The bing gives off a pleasant sweet fragrance, whilst the wet leaves reveal more of a vegetal character. My order included a 120ml Yixing jiangponi clay gaiwan which I intend to dedicate to dry stored sheng of all ages, so Mickey made a natural choice for breaking it in. I used 8g of leaf and freshly boiled water as is standard for me. I didn’t keep notes as this was more of a casual session, but I used more or less my standard brewing times for sheng.

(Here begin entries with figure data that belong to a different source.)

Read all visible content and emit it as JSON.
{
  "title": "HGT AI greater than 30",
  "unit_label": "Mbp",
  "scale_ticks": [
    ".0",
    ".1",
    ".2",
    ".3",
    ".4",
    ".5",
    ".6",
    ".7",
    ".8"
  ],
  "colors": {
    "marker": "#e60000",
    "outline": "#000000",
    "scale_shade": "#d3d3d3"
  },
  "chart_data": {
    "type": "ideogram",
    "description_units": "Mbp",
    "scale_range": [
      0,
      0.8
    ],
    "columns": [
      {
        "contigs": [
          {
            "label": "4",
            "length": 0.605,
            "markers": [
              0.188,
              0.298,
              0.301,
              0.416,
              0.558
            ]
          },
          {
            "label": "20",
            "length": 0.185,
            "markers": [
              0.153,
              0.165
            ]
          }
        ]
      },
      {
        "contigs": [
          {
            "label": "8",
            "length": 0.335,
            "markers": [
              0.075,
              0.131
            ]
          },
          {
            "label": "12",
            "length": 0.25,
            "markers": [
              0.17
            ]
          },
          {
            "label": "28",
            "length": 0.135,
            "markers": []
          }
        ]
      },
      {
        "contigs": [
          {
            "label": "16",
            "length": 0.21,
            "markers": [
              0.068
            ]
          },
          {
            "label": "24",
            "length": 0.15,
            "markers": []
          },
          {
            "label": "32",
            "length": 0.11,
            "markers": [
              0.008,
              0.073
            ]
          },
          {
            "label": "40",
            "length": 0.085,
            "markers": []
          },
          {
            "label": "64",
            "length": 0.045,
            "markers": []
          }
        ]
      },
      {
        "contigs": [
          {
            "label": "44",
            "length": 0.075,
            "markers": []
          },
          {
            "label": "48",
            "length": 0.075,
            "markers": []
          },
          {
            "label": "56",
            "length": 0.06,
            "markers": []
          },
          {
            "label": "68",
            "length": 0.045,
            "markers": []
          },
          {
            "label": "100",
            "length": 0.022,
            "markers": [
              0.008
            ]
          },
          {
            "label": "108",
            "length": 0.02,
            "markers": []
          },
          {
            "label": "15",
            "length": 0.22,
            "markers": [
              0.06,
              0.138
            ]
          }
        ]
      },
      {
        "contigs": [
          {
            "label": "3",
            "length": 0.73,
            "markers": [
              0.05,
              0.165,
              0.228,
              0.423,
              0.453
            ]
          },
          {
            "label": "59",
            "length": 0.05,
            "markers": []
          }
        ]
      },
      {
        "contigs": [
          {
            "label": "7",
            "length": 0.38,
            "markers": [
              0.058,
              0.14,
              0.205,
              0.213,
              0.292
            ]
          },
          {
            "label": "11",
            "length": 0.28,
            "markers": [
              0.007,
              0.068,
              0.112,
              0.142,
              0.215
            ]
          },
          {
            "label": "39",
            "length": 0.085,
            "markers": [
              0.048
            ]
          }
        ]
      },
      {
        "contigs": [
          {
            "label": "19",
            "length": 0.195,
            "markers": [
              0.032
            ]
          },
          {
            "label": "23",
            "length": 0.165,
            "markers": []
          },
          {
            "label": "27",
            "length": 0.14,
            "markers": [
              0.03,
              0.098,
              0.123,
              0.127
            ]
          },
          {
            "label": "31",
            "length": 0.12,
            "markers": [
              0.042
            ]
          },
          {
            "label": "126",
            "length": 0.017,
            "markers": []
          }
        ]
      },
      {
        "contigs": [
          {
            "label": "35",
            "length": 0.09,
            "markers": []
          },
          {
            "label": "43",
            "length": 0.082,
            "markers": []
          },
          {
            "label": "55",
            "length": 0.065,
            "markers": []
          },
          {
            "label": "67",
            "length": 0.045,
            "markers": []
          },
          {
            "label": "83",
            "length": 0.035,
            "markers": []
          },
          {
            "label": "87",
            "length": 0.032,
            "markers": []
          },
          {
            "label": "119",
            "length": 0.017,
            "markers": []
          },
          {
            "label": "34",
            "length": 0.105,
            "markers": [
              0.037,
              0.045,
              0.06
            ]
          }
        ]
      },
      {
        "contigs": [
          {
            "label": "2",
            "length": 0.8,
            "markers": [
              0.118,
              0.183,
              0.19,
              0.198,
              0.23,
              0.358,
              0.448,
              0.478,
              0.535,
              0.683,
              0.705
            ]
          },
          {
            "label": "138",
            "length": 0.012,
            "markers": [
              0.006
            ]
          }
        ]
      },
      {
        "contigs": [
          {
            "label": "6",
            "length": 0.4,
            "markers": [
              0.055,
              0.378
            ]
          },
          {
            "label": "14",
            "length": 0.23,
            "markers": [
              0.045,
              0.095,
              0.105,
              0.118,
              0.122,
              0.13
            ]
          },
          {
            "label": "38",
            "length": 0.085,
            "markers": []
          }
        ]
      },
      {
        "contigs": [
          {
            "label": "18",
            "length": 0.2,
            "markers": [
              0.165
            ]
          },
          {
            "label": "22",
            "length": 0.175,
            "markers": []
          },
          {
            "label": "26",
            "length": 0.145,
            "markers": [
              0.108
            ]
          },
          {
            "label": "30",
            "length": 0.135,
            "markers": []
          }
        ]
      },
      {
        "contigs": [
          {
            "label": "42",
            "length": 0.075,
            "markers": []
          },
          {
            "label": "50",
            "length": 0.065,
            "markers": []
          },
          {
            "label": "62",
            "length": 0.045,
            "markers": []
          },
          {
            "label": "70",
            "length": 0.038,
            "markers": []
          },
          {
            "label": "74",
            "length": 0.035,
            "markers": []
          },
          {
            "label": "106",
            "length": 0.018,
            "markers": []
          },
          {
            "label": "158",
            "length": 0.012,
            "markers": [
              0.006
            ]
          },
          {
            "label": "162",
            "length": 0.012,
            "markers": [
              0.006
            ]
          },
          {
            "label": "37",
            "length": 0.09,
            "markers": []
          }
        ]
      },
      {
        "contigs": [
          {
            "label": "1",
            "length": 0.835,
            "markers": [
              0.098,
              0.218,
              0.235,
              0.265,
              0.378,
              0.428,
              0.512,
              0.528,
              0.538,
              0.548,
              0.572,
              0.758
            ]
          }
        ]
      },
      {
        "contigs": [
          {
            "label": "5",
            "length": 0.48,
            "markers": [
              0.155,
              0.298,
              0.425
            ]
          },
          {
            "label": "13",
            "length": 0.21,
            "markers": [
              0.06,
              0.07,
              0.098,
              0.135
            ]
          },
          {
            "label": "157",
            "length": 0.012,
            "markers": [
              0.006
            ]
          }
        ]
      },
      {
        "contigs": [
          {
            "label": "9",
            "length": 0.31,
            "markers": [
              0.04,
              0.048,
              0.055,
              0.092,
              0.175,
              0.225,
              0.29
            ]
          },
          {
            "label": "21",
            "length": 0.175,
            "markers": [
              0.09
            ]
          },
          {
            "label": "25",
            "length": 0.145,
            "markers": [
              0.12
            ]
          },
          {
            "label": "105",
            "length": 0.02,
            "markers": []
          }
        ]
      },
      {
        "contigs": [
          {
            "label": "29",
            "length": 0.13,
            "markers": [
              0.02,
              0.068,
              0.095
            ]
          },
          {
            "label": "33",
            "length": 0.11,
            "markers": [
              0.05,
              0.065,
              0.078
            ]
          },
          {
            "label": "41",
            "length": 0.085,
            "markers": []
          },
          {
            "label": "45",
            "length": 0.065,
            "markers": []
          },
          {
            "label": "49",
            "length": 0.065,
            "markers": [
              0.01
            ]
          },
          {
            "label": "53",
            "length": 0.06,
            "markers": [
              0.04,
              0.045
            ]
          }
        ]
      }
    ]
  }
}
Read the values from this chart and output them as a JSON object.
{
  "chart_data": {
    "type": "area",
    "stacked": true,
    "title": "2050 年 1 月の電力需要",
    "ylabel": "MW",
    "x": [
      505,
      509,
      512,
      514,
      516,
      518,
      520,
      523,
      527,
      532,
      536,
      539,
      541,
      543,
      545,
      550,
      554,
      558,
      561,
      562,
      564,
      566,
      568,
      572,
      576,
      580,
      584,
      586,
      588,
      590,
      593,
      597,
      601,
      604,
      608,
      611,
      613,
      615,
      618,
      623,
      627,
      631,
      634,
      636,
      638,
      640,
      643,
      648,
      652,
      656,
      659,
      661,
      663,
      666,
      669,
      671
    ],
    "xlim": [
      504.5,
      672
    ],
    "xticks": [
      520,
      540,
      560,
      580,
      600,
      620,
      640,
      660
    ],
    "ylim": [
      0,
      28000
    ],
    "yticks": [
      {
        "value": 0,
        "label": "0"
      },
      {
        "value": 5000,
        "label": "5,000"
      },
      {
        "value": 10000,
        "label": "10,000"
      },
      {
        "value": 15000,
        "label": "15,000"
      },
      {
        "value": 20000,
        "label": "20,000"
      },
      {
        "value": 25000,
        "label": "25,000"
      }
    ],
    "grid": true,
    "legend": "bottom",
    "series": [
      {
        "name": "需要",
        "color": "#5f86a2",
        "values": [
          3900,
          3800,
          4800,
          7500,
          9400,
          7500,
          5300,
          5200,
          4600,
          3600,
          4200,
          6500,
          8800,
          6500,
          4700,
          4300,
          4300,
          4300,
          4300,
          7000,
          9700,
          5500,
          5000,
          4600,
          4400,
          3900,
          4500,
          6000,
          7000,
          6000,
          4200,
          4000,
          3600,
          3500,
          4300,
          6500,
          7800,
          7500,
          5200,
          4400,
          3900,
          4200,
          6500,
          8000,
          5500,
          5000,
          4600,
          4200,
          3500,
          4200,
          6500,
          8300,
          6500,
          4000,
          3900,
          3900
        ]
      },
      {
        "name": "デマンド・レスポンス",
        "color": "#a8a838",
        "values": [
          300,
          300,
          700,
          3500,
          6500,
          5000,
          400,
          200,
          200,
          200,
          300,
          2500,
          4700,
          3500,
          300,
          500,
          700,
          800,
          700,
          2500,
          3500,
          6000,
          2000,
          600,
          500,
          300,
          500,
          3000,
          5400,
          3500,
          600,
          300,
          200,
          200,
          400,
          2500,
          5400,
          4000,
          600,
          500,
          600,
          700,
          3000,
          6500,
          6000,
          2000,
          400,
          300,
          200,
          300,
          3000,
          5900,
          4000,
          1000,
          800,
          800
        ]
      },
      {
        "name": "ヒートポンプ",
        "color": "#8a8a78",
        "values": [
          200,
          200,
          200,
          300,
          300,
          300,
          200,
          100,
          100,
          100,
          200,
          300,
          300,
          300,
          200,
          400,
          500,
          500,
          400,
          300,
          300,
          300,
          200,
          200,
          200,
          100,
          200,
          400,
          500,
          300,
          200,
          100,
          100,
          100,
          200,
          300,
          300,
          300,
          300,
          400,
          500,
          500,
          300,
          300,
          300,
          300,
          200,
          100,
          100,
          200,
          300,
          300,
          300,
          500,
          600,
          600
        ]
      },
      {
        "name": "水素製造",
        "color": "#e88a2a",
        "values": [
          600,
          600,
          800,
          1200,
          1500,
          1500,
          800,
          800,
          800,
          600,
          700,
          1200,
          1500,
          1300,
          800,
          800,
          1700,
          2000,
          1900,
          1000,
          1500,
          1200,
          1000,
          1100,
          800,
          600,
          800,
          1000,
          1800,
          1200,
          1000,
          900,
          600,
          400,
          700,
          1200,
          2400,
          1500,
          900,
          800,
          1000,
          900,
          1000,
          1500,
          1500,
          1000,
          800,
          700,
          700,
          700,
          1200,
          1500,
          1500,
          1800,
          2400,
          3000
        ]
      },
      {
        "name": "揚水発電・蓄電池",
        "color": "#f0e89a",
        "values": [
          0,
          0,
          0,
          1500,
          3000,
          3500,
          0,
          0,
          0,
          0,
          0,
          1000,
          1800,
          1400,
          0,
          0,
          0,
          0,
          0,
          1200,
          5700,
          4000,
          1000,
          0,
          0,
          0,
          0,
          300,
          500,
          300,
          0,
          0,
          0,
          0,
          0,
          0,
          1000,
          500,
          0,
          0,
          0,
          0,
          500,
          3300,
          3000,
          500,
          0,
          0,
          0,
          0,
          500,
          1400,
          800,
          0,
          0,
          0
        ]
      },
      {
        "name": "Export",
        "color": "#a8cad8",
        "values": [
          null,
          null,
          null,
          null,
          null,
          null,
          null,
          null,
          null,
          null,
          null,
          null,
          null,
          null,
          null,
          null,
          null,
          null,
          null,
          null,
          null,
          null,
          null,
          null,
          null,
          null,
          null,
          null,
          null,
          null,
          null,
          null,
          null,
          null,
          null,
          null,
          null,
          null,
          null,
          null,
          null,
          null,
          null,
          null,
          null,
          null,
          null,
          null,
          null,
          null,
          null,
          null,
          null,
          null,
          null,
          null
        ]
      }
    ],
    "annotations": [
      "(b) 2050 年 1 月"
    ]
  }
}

For such a young sheng, the first thing I noted about the tea was how fragrant it already is. Typically I find young raws processed according to my tastes to lack fragrance in the first year, but gradually start to develop it as the months and years go by. Then, as I took my first sip of the rinse, what immediately hit me was the potency of these leaves. I’ve had the year of the rooster and year of the dog iterations of this tea, and I can say this year’s harvest is a real powerhouse. The trout this year was even worse than last year from what I hear, resulting in even denser, more concentrated tea than many of last year’s offerings from Yunnan. If this tea is any indication of what to expect from the rest of this year’s teas, I’m excited to taste them.
The flavor is immediate. Aftertaste is much more subtle, but it’s there and lasted me hours after the session. Sweetness is the most prominent characteristic. There’s definitely a verdant freshness present in such a young tea, but it’s not a leafy or grassy greenness, rather more of a vegetal character. While it’s been a few years since I last had it, I’m reminded of the Yunnan Sourcing spring 2015 Da Qing Gu Shu and Jinggu teas in general. I got hardly any bitterness and astringency was kept largely in check. Later longer steeps saw a growing roughness creeping in, which in my experience seems to be typical for young teas and tea produced from younger trees. I found longevity to be good, but stopped the session prematurely to avoid dealing with the roughness.
Overall an excellent tea and one that performs well above its price point. I prefer this year’s iteration to previous vintages I’ve tried and it’s the first one I can recommend without reservations for someone looking for a quality tea that doesn’t break the bank. Mickey is a great daily drinker for immediate consumption, but the added potency makes this one a great candidate for aging as well. Not a tea I would have necessarily caked myself as I tend to prefer teas that are a bit closer to midrange or even high end, but definitely a tea that I’m happy to receive a bing of and one that will be in regular rotation this summer.
Flavors: Sweet, Vegetal
Sounds great! I am looking forward to getting some fresh sheng, so far I haven’t pulled the trigger though.